Le Sénat, majoritaire de droite, a approuvé dimanche en partie le budget du gouvernement pour 2025, donnant son feu vert aux prévisions de recettes, lors d’un vote boycotté par la gauche.
La porte-parole du gouvernement, Maud Brégeon, a déclaré lundi que l’équipe de Barnier restait « ouverte au dialogue » pour trouver un compromis.
Le gouvernement peut encore modifier son projet de loi jusqu’à la toute dernière minute et la présidente de l’Assemblée nationale, Yael Braun-Pivet, a exhorté dimanche M. Barnier à le faire.
« Dès le début, j’ai appelé le gouvernement à négocier avec les différentes formations politiques de l’Assemblée nationale », a-t-elle déclaré à la radio Radio J.

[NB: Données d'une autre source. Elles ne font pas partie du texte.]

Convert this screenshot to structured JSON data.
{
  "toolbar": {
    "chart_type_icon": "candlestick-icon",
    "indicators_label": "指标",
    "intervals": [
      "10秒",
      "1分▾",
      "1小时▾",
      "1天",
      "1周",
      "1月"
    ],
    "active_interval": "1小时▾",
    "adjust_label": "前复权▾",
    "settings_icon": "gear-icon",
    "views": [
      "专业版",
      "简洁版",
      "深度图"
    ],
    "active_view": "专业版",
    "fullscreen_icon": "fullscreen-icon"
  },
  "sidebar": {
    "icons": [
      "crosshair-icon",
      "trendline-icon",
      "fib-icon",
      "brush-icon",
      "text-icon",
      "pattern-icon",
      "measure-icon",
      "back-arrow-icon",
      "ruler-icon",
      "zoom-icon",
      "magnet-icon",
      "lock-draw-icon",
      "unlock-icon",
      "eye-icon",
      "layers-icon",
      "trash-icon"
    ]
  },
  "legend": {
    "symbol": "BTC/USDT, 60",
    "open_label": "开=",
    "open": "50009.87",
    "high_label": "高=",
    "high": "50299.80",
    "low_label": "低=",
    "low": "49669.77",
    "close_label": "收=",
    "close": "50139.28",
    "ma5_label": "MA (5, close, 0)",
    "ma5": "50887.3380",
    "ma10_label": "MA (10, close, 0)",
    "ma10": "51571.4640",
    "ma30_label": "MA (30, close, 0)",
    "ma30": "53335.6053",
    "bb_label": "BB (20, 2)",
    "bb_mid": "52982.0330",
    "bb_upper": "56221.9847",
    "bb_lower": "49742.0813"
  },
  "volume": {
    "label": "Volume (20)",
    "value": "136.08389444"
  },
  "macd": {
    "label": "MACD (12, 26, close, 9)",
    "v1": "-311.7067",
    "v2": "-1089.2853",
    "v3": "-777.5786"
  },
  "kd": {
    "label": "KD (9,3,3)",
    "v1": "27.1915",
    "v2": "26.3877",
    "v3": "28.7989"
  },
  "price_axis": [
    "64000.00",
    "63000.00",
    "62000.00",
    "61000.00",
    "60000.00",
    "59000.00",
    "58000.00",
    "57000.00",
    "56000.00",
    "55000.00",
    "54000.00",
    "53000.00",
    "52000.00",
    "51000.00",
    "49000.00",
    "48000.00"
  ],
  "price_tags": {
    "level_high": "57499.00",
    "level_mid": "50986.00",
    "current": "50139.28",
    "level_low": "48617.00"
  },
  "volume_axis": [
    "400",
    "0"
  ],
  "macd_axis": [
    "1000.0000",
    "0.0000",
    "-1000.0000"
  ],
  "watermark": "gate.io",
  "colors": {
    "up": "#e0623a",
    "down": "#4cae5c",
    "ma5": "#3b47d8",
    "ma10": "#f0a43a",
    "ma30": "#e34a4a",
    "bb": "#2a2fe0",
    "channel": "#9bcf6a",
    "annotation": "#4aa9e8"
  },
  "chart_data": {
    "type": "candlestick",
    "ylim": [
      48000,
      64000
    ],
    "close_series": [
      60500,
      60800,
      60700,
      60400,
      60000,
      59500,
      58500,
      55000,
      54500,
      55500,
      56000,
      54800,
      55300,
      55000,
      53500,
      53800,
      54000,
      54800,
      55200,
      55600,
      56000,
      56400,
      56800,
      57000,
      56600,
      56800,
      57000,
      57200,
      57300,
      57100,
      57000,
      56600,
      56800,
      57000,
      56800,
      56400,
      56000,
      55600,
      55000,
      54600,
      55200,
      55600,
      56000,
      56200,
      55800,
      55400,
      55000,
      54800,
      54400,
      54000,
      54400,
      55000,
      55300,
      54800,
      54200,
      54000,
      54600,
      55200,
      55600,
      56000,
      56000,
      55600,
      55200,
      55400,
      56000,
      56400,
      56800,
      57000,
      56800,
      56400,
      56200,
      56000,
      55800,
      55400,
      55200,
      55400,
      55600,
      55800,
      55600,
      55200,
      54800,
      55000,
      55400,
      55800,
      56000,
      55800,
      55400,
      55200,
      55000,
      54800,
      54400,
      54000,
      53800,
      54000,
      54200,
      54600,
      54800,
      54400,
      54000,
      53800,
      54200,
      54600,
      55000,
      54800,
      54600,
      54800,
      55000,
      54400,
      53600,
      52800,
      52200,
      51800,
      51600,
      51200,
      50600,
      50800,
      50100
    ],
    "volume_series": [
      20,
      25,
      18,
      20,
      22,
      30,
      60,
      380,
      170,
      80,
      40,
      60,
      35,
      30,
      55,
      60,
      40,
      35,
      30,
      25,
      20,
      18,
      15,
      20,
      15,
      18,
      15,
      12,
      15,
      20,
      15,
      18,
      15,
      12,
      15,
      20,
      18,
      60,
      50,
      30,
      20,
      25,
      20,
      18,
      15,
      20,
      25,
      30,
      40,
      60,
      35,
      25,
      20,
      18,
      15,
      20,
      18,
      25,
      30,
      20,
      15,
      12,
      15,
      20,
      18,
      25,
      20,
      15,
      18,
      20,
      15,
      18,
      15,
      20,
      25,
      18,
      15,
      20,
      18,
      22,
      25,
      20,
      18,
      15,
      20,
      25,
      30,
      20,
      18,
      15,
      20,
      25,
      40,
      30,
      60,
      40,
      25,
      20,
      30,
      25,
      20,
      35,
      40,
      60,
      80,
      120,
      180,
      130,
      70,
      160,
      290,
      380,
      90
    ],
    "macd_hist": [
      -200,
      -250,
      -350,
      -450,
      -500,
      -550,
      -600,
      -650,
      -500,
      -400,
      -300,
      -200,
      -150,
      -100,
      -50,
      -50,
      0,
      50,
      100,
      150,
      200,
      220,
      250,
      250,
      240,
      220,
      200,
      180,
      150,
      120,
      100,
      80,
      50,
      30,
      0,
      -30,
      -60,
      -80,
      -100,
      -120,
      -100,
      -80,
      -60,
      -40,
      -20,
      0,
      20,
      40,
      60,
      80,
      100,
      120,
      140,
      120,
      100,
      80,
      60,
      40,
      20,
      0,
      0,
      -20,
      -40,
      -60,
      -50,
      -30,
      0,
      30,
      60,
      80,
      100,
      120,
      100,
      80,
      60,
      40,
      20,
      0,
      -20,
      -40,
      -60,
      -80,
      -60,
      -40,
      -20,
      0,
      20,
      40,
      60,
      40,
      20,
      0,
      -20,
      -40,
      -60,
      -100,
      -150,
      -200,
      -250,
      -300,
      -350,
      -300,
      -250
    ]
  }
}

Le parti socialiste, qui fait partie de l’opposition de gauche, a déclaré à M. Barnier qu’il voterait contre lui s’il appliquait l’article 49.3, affirmant qu’il ne lui resterait « pas d’autre choix ».
Saint-Martin a averti que la chute du gouvernement augmenterait la prime de risque sur la dette publique française, qui a atteint des sommets rares en raison de la situation financière précaire du pays.
La France a échappé à une dégradation de la note de sa dette par S&P la semaine dernière, l’agence de notation déclarant que « malgré l’incertitude politique persistante, nous espérons que la France se conformera – avec retard – au cadre budgétaire de l’UE et consolidera progressivement ses finances publiques ».
Barnier a promis d’améliorer la situation budgétaire de la France de 60 milliards d’euros (64 milliards de dollars) en 2025 dans l’espoir de réduire le déficit du secteur public à 5 % du produit intérieur brut, contre 6,1 % du PIB cette année.